Bought a copy of the Minneapolis daily paper yesterday for the first time in a couple of decades. I think I could have read every word, excluding the sports box scores and the ads regarding mortgage foreclosures, in around an hour and a half. Is it always so skimpy? The sports box scores did not include one for the Timberwolve’s game the night before. The locals had rallied from a big deficit to beat the Spurs by one point, but the only thing you could learn about the game in the hometown team’s paper is that it had been “late.” I don’t know when the game ended. It started at 7 p.m.
My main motivation for dropping a few extra dollars at the store had been curiosity about how Minneapolis’s only daily paper was covering the ICE operations in our city. Answer for that was “also skimpily,” as evidenced by the front page, which had above the fold on page 1 the headline “Problems at food supplier persistent” but nothing up top about what everyone is talking about, since it’s temporarily (I trust) put an end to ordinary life in the Twin Cities. For example, where I work, a school for PreK through 5th-graders in Columbia Heights, a third of our students were absent yesterday, the first day back after a switch to e-learning last Friday. Eerily quiet in the building. The sound that a full lunchroom of little kids makes was down to something the librarian would tolerate. Meanwhile, the StarTribune’s editorial page ran opinion pieces under the following headlines: “Funding freeze harms working people, but why are we surprised,” “The gun violence prevention need from the Legislature this year,” “Minnesota River needs leadership, not more delay,” and “Emergency eye care is disappearing when it’s most needed.” True, the “readers write” section had letters about no other topic than the one that was largely ignored everywhere else.
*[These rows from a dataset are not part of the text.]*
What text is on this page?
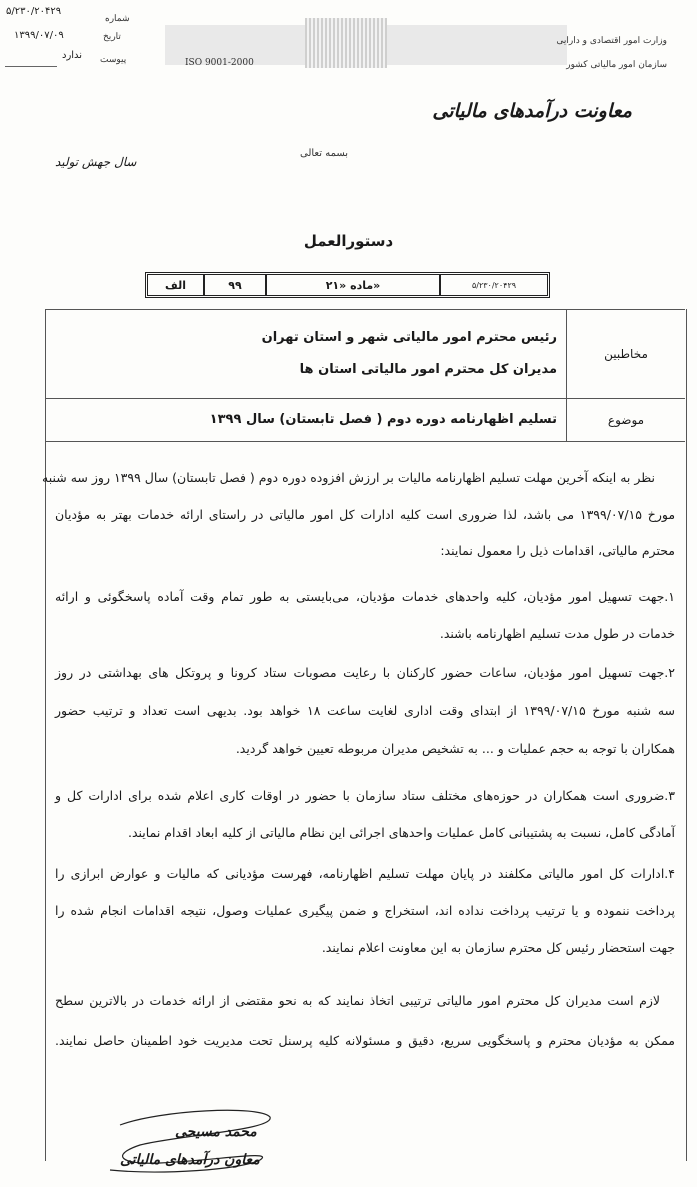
ISO 9001-2000
وزارت امور اقتصادی و دارایی
سازمان امور مالیاتی کشور
معاونت درآمدهای مالیاتی
بسمه تعالی
سال جهش تولید
۵/۲۳۰/۲۰۴۲۹
شماره
۱۳۹۹/۰۷/۰۹	تاریخ
ندارد پیوست
دستورالعمل
الف	۹۹	ماده «۲۱»	۵/۲۳۰/۲۰۴۲۹
مخاطبین
رئیس محترم امور مالیاتی شهر و استان تهران
مدیران کل محترم امور مالیاتی استان ها
موضوع
تسلیم اظهارنامه دوره دوم ( فصل تابستان) سال ۱۳۹۹
نظر به اینکه آخرین مهلت تسلیم اظهارنامه مالیات بر ارزش افزوده دوره دوم ( فصل تابستان) سال ۱۳۹۹ روز سه شنبه
مورخ ۱۳۹۹/۰۷/۱۵ می باشد، لذا ضروری است کلیه ادارات کل امور مالیاتی در راستای ارائه خدمات بهتر به مؤدیان
محترم مالیاتی، اقدامات ذیل را معمول نمایند:
۱.جهت تسهیل امور مؤدیان، کلیه واحدهای خدمات مؤدیان، می‌بایستی به طور تمام وقت آماده پاسخگوئی و ارائه
خدمات در طول مدت تسلیم اظهارنامه باشند.
۲.جهت تسهیل امور مؤدیان، ساعات حضور کارکنان با رعایت مصوبات ستاد کرونا و پروتکل های بهداشتی در روز
سه شنبه مورخ ۱۳۹۹/۰۷/۱۵ از ابتدای وقت اداری لغایت ساعت ۱۸ خواهد بود. بدیهی است تعداد و ترتیب حضور
همکاران با توجه به حجم عملیات و ... به تشخیص مدیران مربوطه تعیین خواهد گردید.
۳.ضروری است همکاران در حوزه‌های مختلف ستاد سازمان با حضور در اوقات کاری اعلام شده برای ادارات کل و
آمادگی کامل، نسبت به پشتیبانی کامل عملیات واحدهای اجرائی این نظام مالیاتی از کلیه ابعاد اقدام نمایند.
۴.ادارات کل امور مالیاتی مکلفند در پایان مهلت تسلیم اظهارنامه، فهرست مؤدیانی که مالیات و عوارض ابرازی را
پرداخت ننموده و یا ترتیب پرداخت نداده اند، استخراج و ضمن پیگیری عملیات وصول، نتیجه اقدامات انجام شده را
جهت استحضار رئیس کل محترم سازمان به این معاونت اعلام نمایند.
لازم است مدیران کل محترم امور مالیاتی ترتیبی اتخاذ نمایند که به نحو مقتضی از ارائه خدمات در بالاترین سطح
ممکن به مؤدیان محترم و پاسخگویی سریع، دقیق و مسئولانه کلیه پرسنل تحت مدیریت خود اطمینان حاصل نمایند.
محمد مسیحی
معاون درآمدهای مالیاتی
I guess it’s only the professional journalists who think ICE is barely a story?
I should say, though, that other organs of local journalism are distinguishing themselves, at least intermittently. KARE-11 posted this interview with two south Minneapolis residents whose constitutional rights were plainly violated by ICE; it’s valuable, also, for the picture provided of what’s going on at the Fed’s detention center at the Whipple Building (to say nothing of the unassuming heroism of the interviewees):
On this topic of the quiet deeds of ordinary people, the “press” however trails far behind randos with cell phones. Here’s a homemade piece of journalism documenting an encounter that occurred in Minneapolis during one of ICE’s door-to-door actions:
If you listen carefully, you will hear her mutter, after she wins and the goons are trudging off, “What the fuck!”–the expletive standing out from the accented English with which she courageously stood down the bullies. “This is my home. I belong in Minneapolis. I am a citizen. I do not need ID in my house.”
In a different part of the city, this was the scene when ICE paid a visit to one of my favorite establishments, Wrecktangle Pizza at the intersection of Lyndale and Lake:
Within seconds of the warning whistles being sounded, people pour into the street to express their disgust and the ICE dudes have to slink away, though not until after setting off a chemical irritant (someone kicked the device back at them). I might be in love with the woman in the bright skimpy top who didn’t have time to put on a jacket. These are good stories, StarTribune! The owners of Wreck Pizza, by the way, were likely targeted on account of their decency. Also, by chance I know that they have an attractive Happy Hour–$4 house wines and $6 margaritas, 3 to 6 p.m., seven days a week.